Trainer Jim Fergason hasn't had the luxury of regular racing with Quiz the Maid, a half-sister to $264,000 earner Icksnay. As a Washington-bred, Quiz the Maid was not eligible to run in the Goldblatt, and Fergason elected not to run her against males in the 1 1/16-mile Preview Stakes on March 13.

"I would have liked to get another race into her, but I really don't mind training her up to this race," he said. "She is the kind of filly who gets a lot out of her works, so I don't think fitness will be an issue. She was off for five weeks before the Ms, and I only worked her once."

Fergason has worked Quiz the Maid four times since her last race, including a strong five-furlong move in 1:02 last Sunday.

"I think she is ready," he said. "The two turns will be something new for her, but I have felt all along that she will go long. She has the genes for it."

Others to consider, too

The competition runs much deeper than the top two in the Mt. St. Helens. Ms Lady Palace, who outdueled Belle Fourche before hanging on for second in the Goldblatt, figures to get an easier lead with Belle Fourche skipping Saturday's stakes. And Kya Jo, who came off an illness to finish third in the Goldblatt, should be stronger after three more weeks of good health.

At least one newcomer to the stakes ranks could be a factor as well. Byanoz Rose, a daughter of Baquero and the Mr. Leader mare Cargosita, will be stepping up after defeating maiden special weight rivals by almost five lengths at six furlongs in her debut on March 13. Dr. Ryland Harwood, who bred, owns, and trains Byanoz Rose, is being sky-high on his filly.
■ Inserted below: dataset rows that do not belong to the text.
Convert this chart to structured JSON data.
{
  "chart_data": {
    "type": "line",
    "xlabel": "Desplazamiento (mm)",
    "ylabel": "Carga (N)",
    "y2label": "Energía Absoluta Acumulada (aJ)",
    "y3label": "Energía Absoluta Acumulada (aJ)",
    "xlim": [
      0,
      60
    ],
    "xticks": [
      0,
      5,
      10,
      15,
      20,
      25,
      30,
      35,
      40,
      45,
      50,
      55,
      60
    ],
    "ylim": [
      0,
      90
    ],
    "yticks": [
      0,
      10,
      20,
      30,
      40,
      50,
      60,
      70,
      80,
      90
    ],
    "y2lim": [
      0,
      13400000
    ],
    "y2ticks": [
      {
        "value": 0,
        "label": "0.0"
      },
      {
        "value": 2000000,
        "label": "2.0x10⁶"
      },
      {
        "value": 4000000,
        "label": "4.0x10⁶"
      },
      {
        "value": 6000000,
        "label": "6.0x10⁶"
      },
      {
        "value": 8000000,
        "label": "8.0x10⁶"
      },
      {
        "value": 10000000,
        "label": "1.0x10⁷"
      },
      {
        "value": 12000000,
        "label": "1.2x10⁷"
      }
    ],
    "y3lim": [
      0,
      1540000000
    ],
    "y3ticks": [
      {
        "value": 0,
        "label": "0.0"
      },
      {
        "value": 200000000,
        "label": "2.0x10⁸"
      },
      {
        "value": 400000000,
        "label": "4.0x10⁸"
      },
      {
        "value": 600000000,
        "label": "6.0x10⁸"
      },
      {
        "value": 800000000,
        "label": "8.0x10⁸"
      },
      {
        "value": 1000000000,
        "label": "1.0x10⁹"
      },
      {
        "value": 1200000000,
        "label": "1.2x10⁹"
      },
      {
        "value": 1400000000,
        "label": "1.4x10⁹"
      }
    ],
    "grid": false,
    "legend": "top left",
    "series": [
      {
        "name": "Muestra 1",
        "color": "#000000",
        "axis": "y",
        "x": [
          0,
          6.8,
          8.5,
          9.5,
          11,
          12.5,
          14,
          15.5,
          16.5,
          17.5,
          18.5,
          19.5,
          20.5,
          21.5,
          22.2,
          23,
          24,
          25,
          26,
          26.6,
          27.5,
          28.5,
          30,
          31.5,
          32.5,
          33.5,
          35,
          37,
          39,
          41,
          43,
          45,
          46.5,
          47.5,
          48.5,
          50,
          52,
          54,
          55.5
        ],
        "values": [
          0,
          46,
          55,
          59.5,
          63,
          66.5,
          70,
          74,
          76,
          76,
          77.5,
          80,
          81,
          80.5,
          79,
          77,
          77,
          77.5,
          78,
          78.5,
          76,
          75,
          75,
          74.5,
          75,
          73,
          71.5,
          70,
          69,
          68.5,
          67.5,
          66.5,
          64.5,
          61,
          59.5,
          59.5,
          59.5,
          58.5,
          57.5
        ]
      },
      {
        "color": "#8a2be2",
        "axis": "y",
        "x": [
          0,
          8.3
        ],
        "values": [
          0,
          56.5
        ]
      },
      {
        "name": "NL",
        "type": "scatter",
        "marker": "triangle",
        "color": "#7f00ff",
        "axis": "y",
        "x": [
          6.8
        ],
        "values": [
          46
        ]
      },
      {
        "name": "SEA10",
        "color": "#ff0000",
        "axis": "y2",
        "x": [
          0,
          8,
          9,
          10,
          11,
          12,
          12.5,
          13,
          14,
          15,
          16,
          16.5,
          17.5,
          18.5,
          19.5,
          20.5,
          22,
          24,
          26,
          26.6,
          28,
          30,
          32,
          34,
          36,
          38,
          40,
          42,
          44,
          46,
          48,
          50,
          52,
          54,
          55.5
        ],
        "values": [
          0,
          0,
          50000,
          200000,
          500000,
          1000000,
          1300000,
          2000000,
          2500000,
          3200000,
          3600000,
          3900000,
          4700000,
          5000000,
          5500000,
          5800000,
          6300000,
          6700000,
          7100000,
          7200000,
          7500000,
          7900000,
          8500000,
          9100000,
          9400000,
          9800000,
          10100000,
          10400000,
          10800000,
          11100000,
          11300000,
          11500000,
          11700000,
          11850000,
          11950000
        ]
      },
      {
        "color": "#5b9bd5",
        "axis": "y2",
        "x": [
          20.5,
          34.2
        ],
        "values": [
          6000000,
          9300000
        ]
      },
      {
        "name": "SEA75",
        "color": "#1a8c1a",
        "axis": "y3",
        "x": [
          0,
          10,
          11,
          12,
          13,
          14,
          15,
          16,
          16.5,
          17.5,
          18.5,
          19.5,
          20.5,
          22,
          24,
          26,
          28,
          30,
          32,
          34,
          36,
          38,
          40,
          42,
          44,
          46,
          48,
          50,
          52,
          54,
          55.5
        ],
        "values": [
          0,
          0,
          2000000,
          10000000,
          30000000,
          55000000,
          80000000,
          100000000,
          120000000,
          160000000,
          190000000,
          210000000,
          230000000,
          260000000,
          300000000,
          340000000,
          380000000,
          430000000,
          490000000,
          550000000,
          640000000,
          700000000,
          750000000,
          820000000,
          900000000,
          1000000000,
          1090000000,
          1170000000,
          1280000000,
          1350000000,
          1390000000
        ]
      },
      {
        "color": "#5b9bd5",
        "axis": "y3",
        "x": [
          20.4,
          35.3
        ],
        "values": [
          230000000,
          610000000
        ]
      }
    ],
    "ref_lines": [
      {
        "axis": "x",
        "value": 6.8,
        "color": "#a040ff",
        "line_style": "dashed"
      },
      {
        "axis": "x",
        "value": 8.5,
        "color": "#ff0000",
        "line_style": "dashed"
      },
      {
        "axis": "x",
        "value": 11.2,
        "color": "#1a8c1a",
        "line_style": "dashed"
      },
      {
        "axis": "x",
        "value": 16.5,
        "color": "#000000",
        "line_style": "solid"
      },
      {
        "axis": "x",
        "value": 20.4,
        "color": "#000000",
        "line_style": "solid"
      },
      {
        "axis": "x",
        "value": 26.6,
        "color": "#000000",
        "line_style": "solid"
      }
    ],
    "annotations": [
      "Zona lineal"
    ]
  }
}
"She's got one start and one win, and that's not good for keeping your feet on the ground," he said. "Really, I've liked her all along. She is a big filly who covers a lot of ground, and she is bred to be a nice horse. I don't think she'll have a problem getting a mile."

Byanoz Rose's dam, Cargosita, was a confirmed router. She won 4 of 13 route races while going winless in 11 sprint tries in a career that netted more than $74,000 in earnings.

"A friend of mine bought her as a broodmare prospect in California, and I bought her from him," said Harwood.

Calling Cargosita "the unluckiest mare I've ever had," Harwood recounted that the mare's first foal had equine protozoal myelitis, a debilitating neurological disease, and that "her second had a club foot, and her third had three leg operations before she was six months old.

"This is her fourth foal, and so far she hasn't had any problems," he said. "I'm hoping she will make up for the others."

Retirement for real this time

Trainer Don Clary said that Salish Shaman has been retired for the third and final time after running last in an allowance sprint here on March 6.

Salish Shaman, a Washington-bred son of Apalachee, was regarded as one of the nation's top 3-year-old sprinters in 1999, when he earned a Beyer Speed Figure of 111 winning the Harry Hensen Stakes at Hollywood Park. He was sidelined by a broken shoulder after that race, then broke his other shoulder when attempting a comeback in 2002. He trained well for his second comeback attempt, but exited his March 6 outing with some soreness.

"The horse really loves to be at the track, so we thought we should give him one more chance," said Clary. "It was worth a try, but it didn't work out. He just couldn't stand up physically."